Wie kam es zu diesem Ringvorlesungsprojekt? Der HLK war es seit jeher ein Anliegen, ihre fächerübergreifende regionalgeschichtliche Expertise in gebündelter Form auch in die universitäre Lehre einfließen zu lassen. Da ihre eigenen Mittel nur Forschungszwecken zugedacht sind, bedurfte es einer Lehrpartnerschaft. Gefunden wurde diese 2017 auf der Rektoratsebene der Universität Graz, namentlich beim vormaligen Vizerektor für Lehre (und nunmehrigen Rektor sowie HLK-Mitglied), Martin Polaschek. Ganz vereinfacht gesagt, bestand die ideale Partnerschaftsformel darin, dass die Finanzierung der Lehre von der Uni Graz kommt und die HLK eine daraus erwachsende Buchpublikation bedeckt, um mit beidem zusammen eine nachhaltige Bewusstseinsbildung in Sachen regionaler, jedoch überregional reflektierter Geschichtsforschung zu fördern. Erstmals umgesetzt wurde dieses Konzept im Jahr 2018: Der fakultätsübergreifenden Lehre von sechs Vortragenden[1] folgte wenig später die Veröffentlichung ihrer Beiträge in dem Sammelband „Mythos.Macht.Geschichte“; er wurde in die neu begründete Reihe „Memoranda Styriaca“ (wörtlich ‚Erinnerungswürdiges aus der Steiermark‘) eingebettet. Die Präsentation des Bandes am 24. Oktober 2019 bot die Gelegenheit, die somit erfolgreich gestartete Zusammenarbeit durch einen Kooperationsvertrag zwischen der HLK und der Uni Graz zu besiegeln, damit von nun an alle zwei Jahre gemeinsam ein neues Thema angepackt werden kann.[2]
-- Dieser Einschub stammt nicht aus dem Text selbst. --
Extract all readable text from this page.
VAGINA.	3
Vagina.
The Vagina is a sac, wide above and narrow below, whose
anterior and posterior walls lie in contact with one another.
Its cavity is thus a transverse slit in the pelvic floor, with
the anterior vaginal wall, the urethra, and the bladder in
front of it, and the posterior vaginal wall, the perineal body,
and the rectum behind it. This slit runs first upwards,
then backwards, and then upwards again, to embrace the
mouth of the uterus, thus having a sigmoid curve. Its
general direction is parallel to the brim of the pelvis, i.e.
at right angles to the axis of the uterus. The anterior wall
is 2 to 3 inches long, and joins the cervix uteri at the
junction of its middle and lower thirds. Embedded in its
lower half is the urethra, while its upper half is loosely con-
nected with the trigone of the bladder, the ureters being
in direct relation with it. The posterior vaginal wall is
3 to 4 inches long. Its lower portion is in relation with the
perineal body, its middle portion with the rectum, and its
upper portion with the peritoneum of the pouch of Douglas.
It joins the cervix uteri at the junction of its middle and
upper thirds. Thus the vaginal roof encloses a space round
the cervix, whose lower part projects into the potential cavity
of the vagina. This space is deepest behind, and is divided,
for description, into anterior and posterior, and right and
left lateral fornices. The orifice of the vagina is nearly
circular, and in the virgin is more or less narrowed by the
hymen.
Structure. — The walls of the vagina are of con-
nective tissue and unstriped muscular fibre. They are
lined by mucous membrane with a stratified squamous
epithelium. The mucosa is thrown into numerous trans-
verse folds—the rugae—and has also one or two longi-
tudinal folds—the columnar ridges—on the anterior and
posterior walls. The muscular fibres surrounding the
Warum für heuer das Schlagwort „Fälschung“ gewählt wurde, noch dazu mit einem Ausrufezeichen, liegt (fast) auf der Hand: Es sucht den zeitaktuellen kritischen Anschluss an unsere sog. Fake-Debatte, aber auch an andere allgegenwärtige Täuschungen. Die steirische Geschichte bietet dafür zwar nicht unbedingt mehr Anknüpfungspunkte als die historischen Ereignisse in vergleichbaren Regionen. Doch es finden sich hier durchaus spezifische, oft überraschende und spannende Beispiele, durch die sich die ewige Aktualität von Wahrheits‑ und Echtheitsvorspiegelungen paradigmatisch sichtbar machen lässt. Freilich, das Aufdecken allein genügt nicht. Fast wichtiger noch ist es zu erkennen, ob wirklich einfache Schwarz-Weiß-Verhältnisse zwischen ‚wahr‘ und ‚falsch‘, ‚echt‘ und ‚vorgetäuscht‘, ‚Spiel‘ und ‚Ernst‘ (etc.) vorliegen oder nicht eher Grauschattierungen, abhängig z. B. vom jeweiligen Betrachtungswinkel. Das wurde bereits bei der Aufarbeitung des teilweise ähnlich gelagerten Mythos-Aspekts in der ersten Ringvorlesung erkennbar; die zweite Ringvorlesung baut insofern synergetisch auf ihrer Vorgängerin auf.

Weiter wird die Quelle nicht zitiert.